The human effects of the process of deforestation

1. Campesinos with no legal title to their land are moved off the land they have farmed for many years, in some cases for generations, by wealthy landowners seeking to expand their holdings or by large companies (often foreign TNCs) seeking to take over fertile land for plantation agriculture or to take over land that is rich in minerals.

2. The company fells any timber that stands in the way of their operations.

3. The displaced campesinos and families either:

A) migrate into the cities

B) move onto more marginal land as yet not in demand for other purposes

C) stay put and become plantation labour and find what work they can in the vicinity when their plantation work lays them off

Or:

D) migrate to other areas where seasonal labour is required – some agricultural labourers become itinerant, moving from area to area.

(In all four of the above options, the household finds it harder to subsist and has to depend on the pluri-activity of all members of the household.)

4. Following Option B above – at the agricultural frontier, the campesino has no option but to deforest in order to clear land for planting. Being marginal land, often on slopes and with its nutrients in the litter rather than in the biomass (trees), this land will only support plantings for a couple of years before the litter and its nutrients are lost.

5. The campesino household moves on to another area and repeats the process. Cattle ranchers move in behind them and their cattle compact the ground and turn it into a sterile savannah-like area.

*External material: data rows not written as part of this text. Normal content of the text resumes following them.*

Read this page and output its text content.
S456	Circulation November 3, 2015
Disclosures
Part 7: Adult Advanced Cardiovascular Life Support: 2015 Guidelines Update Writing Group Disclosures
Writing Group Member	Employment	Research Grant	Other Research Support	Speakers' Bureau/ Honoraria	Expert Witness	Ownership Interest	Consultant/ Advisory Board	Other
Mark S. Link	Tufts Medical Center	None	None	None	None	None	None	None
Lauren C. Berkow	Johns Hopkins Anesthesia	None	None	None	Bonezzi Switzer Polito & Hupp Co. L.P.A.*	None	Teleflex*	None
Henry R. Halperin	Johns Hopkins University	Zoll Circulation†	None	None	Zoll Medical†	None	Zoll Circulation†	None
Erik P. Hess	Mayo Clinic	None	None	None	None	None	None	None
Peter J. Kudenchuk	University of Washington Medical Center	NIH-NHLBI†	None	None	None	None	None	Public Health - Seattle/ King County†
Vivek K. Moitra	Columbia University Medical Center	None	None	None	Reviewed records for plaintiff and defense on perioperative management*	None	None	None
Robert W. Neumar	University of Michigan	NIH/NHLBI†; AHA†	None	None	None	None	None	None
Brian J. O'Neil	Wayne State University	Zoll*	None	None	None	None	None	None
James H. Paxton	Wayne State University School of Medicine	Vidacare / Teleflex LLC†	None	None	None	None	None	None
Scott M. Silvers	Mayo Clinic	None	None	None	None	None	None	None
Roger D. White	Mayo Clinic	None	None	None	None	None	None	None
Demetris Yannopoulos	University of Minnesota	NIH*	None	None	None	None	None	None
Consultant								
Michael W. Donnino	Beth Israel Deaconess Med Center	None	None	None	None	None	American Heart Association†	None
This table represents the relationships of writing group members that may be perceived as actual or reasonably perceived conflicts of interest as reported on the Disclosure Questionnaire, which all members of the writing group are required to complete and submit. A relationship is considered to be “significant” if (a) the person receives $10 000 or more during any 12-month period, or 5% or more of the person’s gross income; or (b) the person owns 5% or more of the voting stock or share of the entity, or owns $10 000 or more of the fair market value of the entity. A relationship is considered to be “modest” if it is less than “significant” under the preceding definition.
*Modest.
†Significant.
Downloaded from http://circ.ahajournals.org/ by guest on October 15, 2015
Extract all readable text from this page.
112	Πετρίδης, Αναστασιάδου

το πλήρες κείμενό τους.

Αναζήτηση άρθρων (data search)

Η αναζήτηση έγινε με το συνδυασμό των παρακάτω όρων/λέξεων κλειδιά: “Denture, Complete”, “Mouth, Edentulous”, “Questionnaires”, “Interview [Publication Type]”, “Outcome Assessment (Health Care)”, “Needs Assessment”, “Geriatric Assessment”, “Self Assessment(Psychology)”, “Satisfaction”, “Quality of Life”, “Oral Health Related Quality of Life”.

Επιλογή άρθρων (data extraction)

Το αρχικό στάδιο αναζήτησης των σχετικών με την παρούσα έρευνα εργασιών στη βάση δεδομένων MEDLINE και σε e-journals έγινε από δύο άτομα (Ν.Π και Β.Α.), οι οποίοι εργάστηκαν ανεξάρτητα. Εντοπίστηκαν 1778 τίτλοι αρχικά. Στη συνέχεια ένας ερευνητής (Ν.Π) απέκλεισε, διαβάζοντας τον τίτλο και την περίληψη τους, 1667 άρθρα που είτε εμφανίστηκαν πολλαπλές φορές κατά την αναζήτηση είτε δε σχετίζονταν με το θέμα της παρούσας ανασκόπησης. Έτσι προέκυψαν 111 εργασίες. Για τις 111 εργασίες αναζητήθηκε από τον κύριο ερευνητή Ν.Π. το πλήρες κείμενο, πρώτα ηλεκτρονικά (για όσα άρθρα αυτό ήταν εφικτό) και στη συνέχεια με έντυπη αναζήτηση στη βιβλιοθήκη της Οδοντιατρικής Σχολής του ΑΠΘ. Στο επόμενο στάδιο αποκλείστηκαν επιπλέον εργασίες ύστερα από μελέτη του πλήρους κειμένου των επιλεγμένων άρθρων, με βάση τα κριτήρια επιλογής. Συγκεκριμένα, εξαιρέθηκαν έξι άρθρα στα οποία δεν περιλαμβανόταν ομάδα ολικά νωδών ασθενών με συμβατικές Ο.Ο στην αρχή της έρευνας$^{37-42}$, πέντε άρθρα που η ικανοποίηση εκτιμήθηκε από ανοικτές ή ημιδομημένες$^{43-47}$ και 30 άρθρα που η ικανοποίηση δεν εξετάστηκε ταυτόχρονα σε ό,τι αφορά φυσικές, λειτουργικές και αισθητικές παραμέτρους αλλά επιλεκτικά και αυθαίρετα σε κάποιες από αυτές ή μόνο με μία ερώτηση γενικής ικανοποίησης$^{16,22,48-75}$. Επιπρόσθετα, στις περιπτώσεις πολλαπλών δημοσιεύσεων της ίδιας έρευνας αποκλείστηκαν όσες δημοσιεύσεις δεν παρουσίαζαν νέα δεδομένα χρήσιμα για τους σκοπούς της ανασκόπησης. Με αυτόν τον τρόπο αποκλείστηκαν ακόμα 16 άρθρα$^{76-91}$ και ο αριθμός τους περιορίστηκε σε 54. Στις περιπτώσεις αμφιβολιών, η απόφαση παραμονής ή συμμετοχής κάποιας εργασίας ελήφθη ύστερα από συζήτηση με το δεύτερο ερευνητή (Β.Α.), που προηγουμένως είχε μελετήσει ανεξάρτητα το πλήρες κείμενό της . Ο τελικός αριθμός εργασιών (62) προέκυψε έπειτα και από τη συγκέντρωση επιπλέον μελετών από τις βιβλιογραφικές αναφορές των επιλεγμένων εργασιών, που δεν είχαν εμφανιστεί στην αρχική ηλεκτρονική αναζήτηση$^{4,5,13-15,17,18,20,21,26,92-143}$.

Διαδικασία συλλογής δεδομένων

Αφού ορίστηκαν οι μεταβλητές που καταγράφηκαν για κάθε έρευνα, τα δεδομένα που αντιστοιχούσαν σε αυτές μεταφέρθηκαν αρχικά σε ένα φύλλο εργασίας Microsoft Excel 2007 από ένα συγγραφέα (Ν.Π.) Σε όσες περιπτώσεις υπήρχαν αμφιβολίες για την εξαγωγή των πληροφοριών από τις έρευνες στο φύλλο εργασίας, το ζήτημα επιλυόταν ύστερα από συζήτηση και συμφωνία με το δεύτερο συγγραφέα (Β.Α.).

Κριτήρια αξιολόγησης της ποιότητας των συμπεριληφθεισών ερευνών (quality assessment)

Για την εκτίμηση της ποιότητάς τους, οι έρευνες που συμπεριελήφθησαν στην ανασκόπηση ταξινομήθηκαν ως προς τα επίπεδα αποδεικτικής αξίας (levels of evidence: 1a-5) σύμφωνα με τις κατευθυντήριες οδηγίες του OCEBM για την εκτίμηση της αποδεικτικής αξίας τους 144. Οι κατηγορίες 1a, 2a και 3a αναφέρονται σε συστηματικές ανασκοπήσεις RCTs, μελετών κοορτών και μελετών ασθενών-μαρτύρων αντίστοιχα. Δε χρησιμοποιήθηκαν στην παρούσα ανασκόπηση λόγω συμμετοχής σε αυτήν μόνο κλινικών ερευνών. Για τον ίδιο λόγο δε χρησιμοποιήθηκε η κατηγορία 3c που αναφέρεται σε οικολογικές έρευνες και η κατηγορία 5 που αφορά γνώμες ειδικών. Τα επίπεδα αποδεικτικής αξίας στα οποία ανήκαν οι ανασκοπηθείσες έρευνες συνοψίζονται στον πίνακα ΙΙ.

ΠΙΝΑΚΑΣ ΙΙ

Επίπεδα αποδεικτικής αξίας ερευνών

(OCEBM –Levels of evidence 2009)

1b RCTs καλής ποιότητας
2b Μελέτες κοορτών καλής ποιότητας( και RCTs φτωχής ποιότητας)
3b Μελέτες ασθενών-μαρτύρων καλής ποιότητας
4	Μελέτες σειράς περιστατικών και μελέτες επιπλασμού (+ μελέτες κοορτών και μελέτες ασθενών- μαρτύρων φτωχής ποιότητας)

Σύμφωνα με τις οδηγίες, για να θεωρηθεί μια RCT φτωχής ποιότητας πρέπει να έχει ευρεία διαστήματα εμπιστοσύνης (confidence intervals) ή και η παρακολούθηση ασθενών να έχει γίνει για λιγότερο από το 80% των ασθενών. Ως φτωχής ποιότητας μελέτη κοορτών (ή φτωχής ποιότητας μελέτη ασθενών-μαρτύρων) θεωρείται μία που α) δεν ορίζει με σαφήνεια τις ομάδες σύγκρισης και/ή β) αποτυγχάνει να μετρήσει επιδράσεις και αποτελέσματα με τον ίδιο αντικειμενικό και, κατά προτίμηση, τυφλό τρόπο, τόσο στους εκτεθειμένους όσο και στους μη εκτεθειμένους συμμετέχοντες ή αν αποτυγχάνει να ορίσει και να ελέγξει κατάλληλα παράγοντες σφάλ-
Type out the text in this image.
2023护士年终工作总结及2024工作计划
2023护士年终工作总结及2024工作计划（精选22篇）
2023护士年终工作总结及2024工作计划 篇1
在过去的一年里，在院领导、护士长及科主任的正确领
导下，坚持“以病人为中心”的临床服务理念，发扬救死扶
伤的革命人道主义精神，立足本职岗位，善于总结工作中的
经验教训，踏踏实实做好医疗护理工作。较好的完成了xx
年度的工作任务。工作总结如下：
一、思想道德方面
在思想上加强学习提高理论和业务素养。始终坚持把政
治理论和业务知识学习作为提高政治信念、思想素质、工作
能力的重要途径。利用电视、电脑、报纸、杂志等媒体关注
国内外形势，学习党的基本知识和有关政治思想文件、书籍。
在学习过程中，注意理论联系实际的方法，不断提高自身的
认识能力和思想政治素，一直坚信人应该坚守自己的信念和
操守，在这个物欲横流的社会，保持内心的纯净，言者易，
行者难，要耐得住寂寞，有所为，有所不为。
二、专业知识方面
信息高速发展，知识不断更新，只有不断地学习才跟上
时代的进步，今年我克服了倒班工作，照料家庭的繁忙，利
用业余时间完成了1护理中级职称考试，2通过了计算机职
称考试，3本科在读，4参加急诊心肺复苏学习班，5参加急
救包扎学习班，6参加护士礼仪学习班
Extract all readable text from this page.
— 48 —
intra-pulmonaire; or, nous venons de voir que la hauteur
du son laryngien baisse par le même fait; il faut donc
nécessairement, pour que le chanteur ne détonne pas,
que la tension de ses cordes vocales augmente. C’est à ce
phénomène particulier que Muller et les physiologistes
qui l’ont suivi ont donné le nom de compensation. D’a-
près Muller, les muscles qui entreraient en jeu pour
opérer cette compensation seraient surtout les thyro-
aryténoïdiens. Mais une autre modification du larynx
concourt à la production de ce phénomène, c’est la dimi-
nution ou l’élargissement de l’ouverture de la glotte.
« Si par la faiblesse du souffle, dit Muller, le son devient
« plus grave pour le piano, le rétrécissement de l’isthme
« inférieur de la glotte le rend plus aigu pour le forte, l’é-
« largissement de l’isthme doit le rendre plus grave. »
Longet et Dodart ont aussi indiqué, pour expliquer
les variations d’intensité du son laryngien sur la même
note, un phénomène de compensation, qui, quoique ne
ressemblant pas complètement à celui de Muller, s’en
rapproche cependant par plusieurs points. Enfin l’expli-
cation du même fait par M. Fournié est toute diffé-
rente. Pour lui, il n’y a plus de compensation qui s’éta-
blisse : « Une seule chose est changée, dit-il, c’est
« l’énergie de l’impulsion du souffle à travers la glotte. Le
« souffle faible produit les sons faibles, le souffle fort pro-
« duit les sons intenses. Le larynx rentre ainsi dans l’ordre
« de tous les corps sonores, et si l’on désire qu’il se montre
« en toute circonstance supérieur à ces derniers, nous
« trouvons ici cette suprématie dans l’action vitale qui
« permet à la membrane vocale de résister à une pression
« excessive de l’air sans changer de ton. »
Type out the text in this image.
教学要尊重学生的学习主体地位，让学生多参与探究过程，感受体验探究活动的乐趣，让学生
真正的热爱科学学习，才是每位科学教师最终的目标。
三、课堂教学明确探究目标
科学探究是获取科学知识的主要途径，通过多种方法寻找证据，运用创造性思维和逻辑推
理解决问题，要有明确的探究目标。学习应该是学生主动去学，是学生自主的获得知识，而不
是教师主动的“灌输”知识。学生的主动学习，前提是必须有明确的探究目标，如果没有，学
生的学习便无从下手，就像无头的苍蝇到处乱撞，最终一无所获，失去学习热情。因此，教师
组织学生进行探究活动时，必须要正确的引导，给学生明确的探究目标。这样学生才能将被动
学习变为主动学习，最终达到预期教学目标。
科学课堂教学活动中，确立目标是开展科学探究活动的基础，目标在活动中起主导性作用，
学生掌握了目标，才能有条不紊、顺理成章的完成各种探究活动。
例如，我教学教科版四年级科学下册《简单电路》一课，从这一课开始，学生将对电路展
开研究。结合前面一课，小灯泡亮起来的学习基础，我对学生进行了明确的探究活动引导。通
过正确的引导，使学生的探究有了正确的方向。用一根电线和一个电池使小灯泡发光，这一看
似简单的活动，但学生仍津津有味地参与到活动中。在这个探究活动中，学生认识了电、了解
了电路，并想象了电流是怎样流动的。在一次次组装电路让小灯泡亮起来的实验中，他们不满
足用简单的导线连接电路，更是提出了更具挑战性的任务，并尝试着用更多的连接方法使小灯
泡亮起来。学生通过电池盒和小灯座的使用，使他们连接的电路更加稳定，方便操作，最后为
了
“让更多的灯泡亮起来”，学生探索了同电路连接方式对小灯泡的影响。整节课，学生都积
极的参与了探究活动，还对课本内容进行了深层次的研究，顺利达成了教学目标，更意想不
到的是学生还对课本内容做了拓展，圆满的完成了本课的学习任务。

6. The cleared land becomes vulnerable to erosion and slope failure. Loss of trees and other vegetation reduces the watershed’s capacity to hold water. This causes flooding downstream during the rainy season and reduces the water that filters into the underground water table.

7. Other effects include: rivers and lakes filling with sediment and becoming shallower, leading to a greater likelihood of flooding during the rainy season; siltation of reservoirs behind HEP dams reducing the life and capacity of such plants on which Central American nations have a high dependence for their electricity; sedimentation of coastal estuaries damaging habitats for shrimp and other marine life; and loss of biodiversity.